En cuanto se encontraban un Fowl y un Mayordomo, quedaban emparejados para el resto de sus vidas. Era un trabajo duro y solitario, pero las recompensas eran enormes si sobrevivían para disfrutar de ellas. Si no, la familia recibía una indemnización de seis cifras y una generosa pensión mensual.

El actual Mayordomo llevaba doce años sirviendo al joven amo Artemis, desde el nacimiento de éste, y a pesar de que ambos obedecían las formalidades de épocas ancestrales, eran mucho más que amo y sirviente. Artemis era lo más parecido a un amigo que tenía Mayordomo, y este era lo más parecido a un padre que tenía Artemis, aunque se trataba de un «padre» que obedecía órdenes.

Mayordomo permaneció en silencio hasta que estuvieron a bordo del vuelo de conexión en Heathrow procedente de Bangkok. Entonces, tuvo que hacer una pregunta.

—¿Artemis?

Artemis levantó la vista de la pantalla de su PowerBook. Estaba empezando la traducción.

—¿Si?

—La duende. ¿Por qué no nos hemos quedado con el Libro y la hemos dejado morir?

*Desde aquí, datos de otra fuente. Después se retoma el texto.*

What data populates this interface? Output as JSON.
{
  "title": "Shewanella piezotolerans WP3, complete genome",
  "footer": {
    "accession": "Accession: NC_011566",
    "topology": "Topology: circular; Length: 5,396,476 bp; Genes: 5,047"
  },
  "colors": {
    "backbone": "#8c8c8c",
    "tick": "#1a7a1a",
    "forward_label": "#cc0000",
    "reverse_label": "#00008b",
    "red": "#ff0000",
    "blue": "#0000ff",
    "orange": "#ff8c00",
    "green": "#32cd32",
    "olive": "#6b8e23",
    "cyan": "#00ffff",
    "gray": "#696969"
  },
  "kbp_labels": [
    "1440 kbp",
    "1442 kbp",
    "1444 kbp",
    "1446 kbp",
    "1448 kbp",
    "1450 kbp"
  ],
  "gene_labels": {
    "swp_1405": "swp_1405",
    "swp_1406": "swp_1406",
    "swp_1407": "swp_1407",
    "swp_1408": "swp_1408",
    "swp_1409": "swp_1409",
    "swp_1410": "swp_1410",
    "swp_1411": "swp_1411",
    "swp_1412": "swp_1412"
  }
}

—Un cadáver es una prueba, Mayordomo. De este modo, las Criaturas no tendrán ningún motivo para tener sospechas.

—Pero ¿y la duende?

—Dudo mucho que confiese haber enseñado el Libro a unos humanos. Pero, por si acaso, mezclé un ligero amnésico con su segunda inyección. Cuando despierte, toda esta semana será una nube borrosa en su memoria.

Mayordomo asintió con gesto de admiración. Siempre dos pasos por delante, así era su amo Artemis. La gente solía decir de él que «de tal palo tal astilla», pero se equivocaban. El amo Artemis no se parecía a nadie, era único y nunca había habido otro igual.

Una vez disipadas sus dudas, Mayordomo volvió a la lectura de su ejemplar de Armas y munición, dejando que su jefe se encargase de desentrañar los secretos del universo.